Por Sandra Ferreira, Diretora Técnica na Lxiscare.
A sociedade atual é marcada pelo envelhecimento demográfico e, consequentemente, pelo aumento de doenças crónicas e incapacitantes que exigem a presença de um cuidador para assegurar a prestação de cuidados no dia a dia.
O que é o Serviço de Apoio Domiciliário (SAD)
O Serviço de Apoio Domiciliário (SAD) é uma resposta social que presta cuidados e apoio na própria casa a pessoas que, por doença, deficiência ou outro impedimento, não conseguem assegurar temporária ou permanentemente as suas necessidades básicas e atividades da vida diária. Este apoio pode ser prestado por um familiar (cuidador informal) ou por um profissional (cuidador formal), através da Segurança Social ou de uma empresa privada, como a Lxiscare.
O que faz um cuidador
O cuidador é, ou não, membro da família, que, com ou sem remuneração, apoia o idoso nas suas atividades diárias — alimentação, higiene pessoal, medicação de rotina, acompanhamento aos serviços de saúde — excluindo sempre as técnicas e procedimentos reservados a profissões legalmente estabelecidas. Quando esta atividade é exercida de forma profissional e remunerada, fala-se em cuidador formal; quando é assumida por um familiar, sem formação específica nem remuneração, fala-se em cuidador informal. Pode ler mais sobre esta distinção e sobre as tarefas concretas de um cuidador no artigo O que faz um cuidador de idosos ao domicílio.

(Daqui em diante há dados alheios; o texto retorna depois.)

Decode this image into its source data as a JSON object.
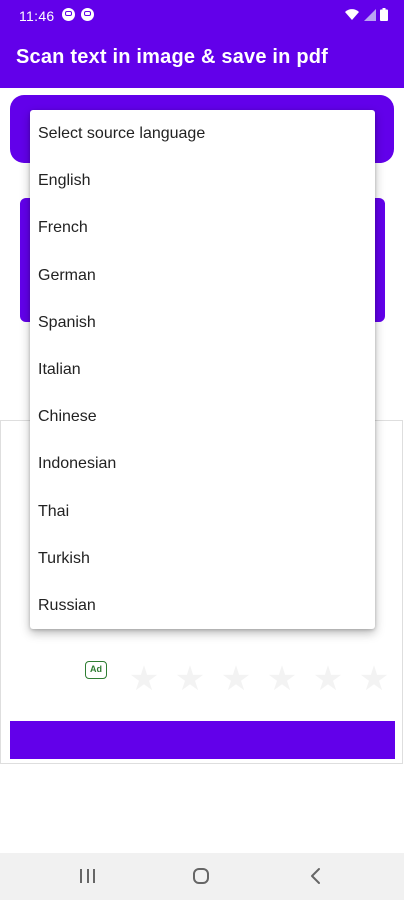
{
  "status_bar": {
    "time": "11:46"
  },
  "app_bar": {
    "title": "Scan text in image & save in pdf"
  },
  "dropdown": {
    "items": [
      "Select source language",
      "English",
      "French",
      "German",
      "Spanish",
      "Italian",
      "Chinese",
      "Indonesian",
      "Thai",
      "Turkish",
      "Russian"
    ]
  },
  "ad": {
    "badge": "Ad"
  },
  "colors": {
    "primary": "#6200ea",
    "ad_green": "#2e7d32"
  },
  "icons": {
    "status": [
      "notification-icon",
      "notification-icon",
      "wifi-icon",
      "signal-icon",
      "battery-icon"
    ],
    "nav": [
      "recents-icon",
      "home-icon",
      "back-icon"
    ]
  }
}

De acordo com o Guia Prático do Instituto da Segurança Social (2011) relativo ao serviço doméstico, um cuidador formal é um trabalhador doméstico, na medida em que “presta regularmente a outrem (…) atividades destinadas à satisfação de um agregado familiar (cozinhar, lavar a roupa, limpar a casa, tratar de crianças ou idosos, tratar do jardim ou de animais, fazer serviços de costura, etc.), recebendo em contrapartida uma remuneração com carácter regular”. As principais tarefas dos cuidadores são: tarefas domésticas como limpar a habitação e tratamento de roupas, cozinhar, administração de medicação, idas às compras para o domicílio e supervisão e acompanhamento de adultos, nomeadamente no apoio do utente nas suas necessidades individuais (terapêutica, higiene, mobilidade, alimentação…), manter registos das atividades e cuidados prestados ao utente, aconselhar a família acerca de temáticas como a nutrição e adaptação à situação clínica, e acompanhamento ou marcação de consultas médicas.
Importa notar que os cuidadores formais devem possuir competências pessoais essenciais à função: ética, profissionalismo, boa relação interpessoal com o utente e a família, empatia, pontualidade e assiduidade, discrição e escuta ativa.
Quem pode pedir apoio domiciliário
Qualquer pessoa em situação de dependência, mesmo que temporária, pode recorrer a apoio domiciliário — através da Segurança Social, mediante avaliação de rendimentos e disponibilidade de vaga, ou através de uma empresa privada, como a Lxiscare, com resposta mais rápida e horários mais flexíveis. As condições de acesso e os apoios sociais disponíveis para pessoas idosas estão atualizados no guia de apoio social para idosos do gov.pt e na página da Segurança Social dedicada aos idosos.
SAD da Segurança Social vs. apoio domiciliário privado
O SAD da Segurança Social funciona através de IPSS e outras instituições com acordo de cooperação. Tem custos mais baixos, ajustados ao rendimento do agregado familiar, mas as vagas são limitadas e, frequentemente, há listas de espera. O apoio domiciliário privado — como o prestado pela Lxiscare — permite início mais rápido, horários personalizados (incluindo apoio 24 horas) e escolha direta da equipa, sem depender de vaga disponível, com um custo ajustado caso a caso.